Não se sente bem?» O tom não era propriamente atencioso mas de desgosto e de
reprovação, de nítida reprovação. «Creio que estou um pouco cansada, senhor Paiva.
Se não lhe faz muito transtorno, vou para casa.» E a Alda tão aflita: «Ó Clara,
tem cuidado contigo!» Nem lhe tinha dado resposta.
Agora eram quatro horas e caminhava pela
rua fora. Estava frio, mas ela não o sentia. Não sentia coisa nenhuma, a não
ser as malhas da meia direita a escorrerem-lhe pela perna abaixo e também o salto
que de vez em quando a fazia tropeçar. Estava num dos seus dias negros.
Sozinha. «És tu que o queres, não é verdade?», dissera-lhe a mãe um dia. «O
remédio está na tua mão. Bem sabes que cá em casa há sempre um lugar para ti.
Por que não voltas, Clara?» Mas ela não queria regressar a casa dos pais. Tinha
o seu lar, que não era bem um lar porque vivia sozinha dentro dele mas a que se
havia habituado, tinha a vida que ela escolhera — tê-la-ia de facto escolhido?
— uma vida livre, de mulher só.
Já não saberia viver com os pais, com
refeições a horas, visitas a quem teria de aparecer, o tricot à noite para não
morrer de tédio. Perguntava às vezes a si própria se já saberia viver com
alguém, de habituada que estava a não dar contas dos seus atos, a fazer sempre,
sempre, aquilo que lhe apetecia fazer. Sempre? E aquele homem que se ia casar
daí a três dias? Estava ainda a ouvi-lo. «Clara, tenho de te dizer uma coisa e
não sei como hei-de começar...» Ela perguntara: «Vais-te casar, não é?» e
tinha-o feito por uma intuição de momento, sem acreditar nas próprias palavras,
mas de repente pusera-se a ter medo daquilo que ia ouvir, pois ele não se
rira. Tinha falado, falado, mas Clara não ouvira nada. O quarto deixara de
repente de existir e também o homem que falava, e só ela continuava ali. Só
ela. Mas sentia-se vazia e incapaz de articular um som. Das outras vezes fora
diferente. Das outras vezes tinha sido ela a pôr a palavra fim ao fundo da
última página, e mesmo das outras vezes aquilo nunca tinha acontecido por amor.
Por estar só quase sempre. Por ter frio. Não fora por isso difícil, nem
doloroso nem inesperado, avistar o fundo do copo. Às vezes isso até lhe trazia
uma certa calma. A bebida estava- se a acabar, era tudo. Mas a vida continuava.

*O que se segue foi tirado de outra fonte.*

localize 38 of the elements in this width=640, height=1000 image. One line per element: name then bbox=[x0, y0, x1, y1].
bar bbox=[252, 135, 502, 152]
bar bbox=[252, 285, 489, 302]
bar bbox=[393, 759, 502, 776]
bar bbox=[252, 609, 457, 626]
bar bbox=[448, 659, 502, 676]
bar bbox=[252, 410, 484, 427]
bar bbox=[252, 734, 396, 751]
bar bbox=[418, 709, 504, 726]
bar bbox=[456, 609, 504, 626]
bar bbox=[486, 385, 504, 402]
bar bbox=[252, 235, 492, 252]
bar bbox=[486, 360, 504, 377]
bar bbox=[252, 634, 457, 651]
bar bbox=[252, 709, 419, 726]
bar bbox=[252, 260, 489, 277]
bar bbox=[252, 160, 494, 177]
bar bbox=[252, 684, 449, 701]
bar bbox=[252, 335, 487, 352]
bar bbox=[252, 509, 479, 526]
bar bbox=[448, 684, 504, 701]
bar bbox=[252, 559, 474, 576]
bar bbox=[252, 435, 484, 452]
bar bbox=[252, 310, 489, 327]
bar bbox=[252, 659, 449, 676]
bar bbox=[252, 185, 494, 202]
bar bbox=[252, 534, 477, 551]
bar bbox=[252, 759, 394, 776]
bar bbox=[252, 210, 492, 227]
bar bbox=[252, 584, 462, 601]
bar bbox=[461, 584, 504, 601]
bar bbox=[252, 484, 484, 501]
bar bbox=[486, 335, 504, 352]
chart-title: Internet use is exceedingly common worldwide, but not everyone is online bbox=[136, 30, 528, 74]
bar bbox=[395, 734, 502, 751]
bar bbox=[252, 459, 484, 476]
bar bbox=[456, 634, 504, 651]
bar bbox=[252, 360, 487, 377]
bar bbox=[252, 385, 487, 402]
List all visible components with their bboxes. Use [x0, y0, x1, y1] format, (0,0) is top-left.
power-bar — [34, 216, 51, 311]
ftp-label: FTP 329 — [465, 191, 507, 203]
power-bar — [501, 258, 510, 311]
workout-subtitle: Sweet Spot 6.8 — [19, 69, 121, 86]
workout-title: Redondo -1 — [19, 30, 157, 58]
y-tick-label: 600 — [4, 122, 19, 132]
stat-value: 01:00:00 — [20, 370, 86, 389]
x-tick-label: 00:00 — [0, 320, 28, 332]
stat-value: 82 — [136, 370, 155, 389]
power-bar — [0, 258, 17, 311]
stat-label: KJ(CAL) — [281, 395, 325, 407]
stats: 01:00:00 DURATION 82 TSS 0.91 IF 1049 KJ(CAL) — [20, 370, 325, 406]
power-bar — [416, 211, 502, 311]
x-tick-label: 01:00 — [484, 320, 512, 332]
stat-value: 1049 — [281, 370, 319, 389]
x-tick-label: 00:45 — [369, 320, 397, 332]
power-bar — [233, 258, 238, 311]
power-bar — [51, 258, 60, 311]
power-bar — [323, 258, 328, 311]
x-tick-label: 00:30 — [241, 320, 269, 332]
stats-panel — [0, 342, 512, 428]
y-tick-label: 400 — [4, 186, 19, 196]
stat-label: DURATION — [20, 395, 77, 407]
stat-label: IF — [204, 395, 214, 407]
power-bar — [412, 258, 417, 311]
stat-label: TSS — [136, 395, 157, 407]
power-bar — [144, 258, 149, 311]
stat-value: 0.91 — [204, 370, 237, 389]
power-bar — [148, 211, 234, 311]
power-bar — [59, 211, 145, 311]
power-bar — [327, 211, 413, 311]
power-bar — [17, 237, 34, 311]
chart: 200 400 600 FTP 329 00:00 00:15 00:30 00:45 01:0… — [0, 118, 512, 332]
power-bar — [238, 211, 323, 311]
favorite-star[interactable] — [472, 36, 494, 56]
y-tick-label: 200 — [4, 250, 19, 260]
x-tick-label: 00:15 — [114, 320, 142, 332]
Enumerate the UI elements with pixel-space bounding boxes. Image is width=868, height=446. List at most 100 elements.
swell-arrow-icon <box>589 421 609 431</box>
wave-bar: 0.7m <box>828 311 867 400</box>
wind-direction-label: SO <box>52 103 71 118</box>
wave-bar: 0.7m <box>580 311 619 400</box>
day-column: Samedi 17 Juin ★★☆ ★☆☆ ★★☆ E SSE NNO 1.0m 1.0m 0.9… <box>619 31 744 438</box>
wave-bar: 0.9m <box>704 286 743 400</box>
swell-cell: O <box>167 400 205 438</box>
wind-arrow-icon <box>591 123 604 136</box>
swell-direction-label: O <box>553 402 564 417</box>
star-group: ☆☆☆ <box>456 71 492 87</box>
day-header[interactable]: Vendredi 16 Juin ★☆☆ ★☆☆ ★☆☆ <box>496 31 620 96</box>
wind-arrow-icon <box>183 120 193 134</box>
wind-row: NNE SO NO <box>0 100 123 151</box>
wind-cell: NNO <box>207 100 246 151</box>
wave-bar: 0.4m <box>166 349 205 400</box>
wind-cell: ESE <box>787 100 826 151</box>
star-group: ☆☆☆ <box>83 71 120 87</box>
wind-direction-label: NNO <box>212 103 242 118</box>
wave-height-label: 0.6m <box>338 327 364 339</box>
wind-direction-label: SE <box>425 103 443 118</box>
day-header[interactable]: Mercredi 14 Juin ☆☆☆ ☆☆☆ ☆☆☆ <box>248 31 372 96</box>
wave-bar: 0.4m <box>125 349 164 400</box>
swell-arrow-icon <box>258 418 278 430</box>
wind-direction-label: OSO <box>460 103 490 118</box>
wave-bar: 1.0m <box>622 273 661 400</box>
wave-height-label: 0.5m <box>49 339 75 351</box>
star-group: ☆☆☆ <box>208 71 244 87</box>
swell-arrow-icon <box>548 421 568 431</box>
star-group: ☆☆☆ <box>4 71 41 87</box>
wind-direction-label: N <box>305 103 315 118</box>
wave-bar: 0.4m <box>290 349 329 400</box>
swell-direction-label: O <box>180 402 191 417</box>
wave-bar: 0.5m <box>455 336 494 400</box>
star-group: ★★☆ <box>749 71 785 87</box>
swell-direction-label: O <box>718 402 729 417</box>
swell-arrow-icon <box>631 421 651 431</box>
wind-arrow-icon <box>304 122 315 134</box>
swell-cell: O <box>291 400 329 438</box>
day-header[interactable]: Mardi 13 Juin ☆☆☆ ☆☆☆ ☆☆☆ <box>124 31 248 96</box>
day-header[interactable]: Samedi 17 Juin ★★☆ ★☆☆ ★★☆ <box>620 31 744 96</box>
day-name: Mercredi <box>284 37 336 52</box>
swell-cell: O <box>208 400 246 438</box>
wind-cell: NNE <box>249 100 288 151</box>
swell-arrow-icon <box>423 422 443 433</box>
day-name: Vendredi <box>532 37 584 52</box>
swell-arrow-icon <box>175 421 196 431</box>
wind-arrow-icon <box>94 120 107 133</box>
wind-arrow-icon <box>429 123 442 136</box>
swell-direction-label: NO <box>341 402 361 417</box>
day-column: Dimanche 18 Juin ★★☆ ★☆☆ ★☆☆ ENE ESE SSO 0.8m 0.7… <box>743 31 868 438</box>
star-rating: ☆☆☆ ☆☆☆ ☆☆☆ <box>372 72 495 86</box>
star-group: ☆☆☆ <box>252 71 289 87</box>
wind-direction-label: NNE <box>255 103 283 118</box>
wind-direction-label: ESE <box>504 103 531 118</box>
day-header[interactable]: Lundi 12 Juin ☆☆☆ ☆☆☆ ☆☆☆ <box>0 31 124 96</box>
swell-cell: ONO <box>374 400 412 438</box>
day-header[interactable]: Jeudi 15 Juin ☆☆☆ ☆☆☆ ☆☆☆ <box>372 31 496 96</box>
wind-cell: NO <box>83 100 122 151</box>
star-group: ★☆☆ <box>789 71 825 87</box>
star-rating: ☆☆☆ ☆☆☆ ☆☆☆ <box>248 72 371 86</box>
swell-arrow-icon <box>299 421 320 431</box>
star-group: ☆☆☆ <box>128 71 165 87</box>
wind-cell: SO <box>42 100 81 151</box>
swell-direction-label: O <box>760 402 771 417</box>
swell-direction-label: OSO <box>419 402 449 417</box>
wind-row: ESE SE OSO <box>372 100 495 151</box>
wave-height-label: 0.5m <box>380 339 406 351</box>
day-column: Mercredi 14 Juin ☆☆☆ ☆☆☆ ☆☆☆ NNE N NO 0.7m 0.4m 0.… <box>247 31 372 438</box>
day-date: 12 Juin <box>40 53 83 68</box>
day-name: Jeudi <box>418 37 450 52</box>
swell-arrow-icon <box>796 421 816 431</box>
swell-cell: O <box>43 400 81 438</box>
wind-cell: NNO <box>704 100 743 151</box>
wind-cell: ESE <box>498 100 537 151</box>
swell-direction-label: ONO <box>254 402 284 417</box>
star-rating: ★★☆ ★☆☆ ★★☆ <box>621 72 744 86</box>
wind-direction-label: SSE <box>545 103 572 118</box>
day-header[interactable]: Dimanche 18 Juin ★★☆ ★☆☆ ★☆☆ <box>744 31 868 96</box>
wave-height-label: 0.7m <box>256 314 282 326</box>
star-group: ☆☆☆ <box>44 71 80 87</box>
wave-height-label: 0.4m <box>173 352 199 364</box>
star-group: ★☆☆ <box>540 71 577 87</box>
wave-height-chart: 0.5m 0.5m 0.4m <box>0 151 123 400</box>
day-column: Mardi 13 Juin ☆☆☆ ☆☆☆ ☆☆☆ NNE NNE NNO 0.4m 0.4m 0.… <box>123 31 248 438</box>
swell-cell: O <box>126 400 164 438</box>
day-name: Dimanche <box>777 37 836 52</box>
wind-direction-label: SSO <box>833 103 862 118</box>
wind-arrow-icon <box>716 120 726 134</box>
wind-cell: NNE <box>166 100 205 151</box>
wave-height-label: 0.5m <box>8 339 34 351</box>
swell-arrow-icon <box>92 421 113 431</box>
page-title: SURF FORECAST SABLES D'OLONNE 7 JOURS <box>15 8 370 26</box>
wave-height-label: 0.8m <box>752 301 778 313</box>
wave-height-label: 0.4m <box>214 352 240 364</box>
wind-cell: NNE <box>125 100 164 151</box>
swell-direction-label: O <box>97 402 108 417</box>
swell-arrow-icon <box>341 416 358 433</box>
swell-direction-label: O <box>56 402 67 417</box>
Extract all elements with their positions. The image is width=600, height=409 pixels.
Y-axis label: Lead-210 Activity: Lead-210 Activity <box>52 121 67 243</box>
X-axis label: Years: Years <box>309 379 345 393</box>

Agora também, naturalmente, mas ia ser outra vida. Uma existência vazia, onde
ele não estava e onde ele, Clara sabia-o bem, nunca mais deixaria de estar. Mas
não queria pensar nele. Por que se agarrava ele aos seus pensamentos? Por que
vinha em todos?
Tomou o autocarro nos Restauradores e
teve de subir para o primeiro andar porque havia muita gente. Ela não gostava
de ir lá para cima; tinha medo de descer as escadas em andamento, enervava-se, tropeçava
quase sempre, havia quase sempre um ou outro cavalheiro amável, já idoso, que a
segurava e ela não sabia muito bem se havia de lhe agradecer ou de se zangar ou
até de lhe dar uma bofetada, porque não achava necessário que a agarrassem no
peito nem na saia. Mas nessa tarde não havia ao fundo da escada, para descer,
nenhum senhor de idade, e ela teve pena de que não fosse assim porque quem lá
estava era o primeiro de todos, aquele que a levara a fugir da casa dos pais,
aquele em quem tinha acreditado a ponto de casar com ele. Acreditado nele e em
si, mas tudo por culpa dele porque lhe dissera tantas coisas que ela julgara
que de facto o amava e que lhe podia encostar todos os seus medos e todas as
suas incertezas e que na sua companhia nunca mais se sentiria só. E já lá iam
tantos anos e ele agora estava ali e nem mesmo a viu porque saltou com o carro
em andamento como era seu costume. Clara ainda abriu a boca, ainda quis
chamá-lo, mas ele já ia longe, não poderia ouvi-la. E depois, chamá-lo para
quê? Era sempre tão triste voltar atrás, tão desconsolador... Outra malha.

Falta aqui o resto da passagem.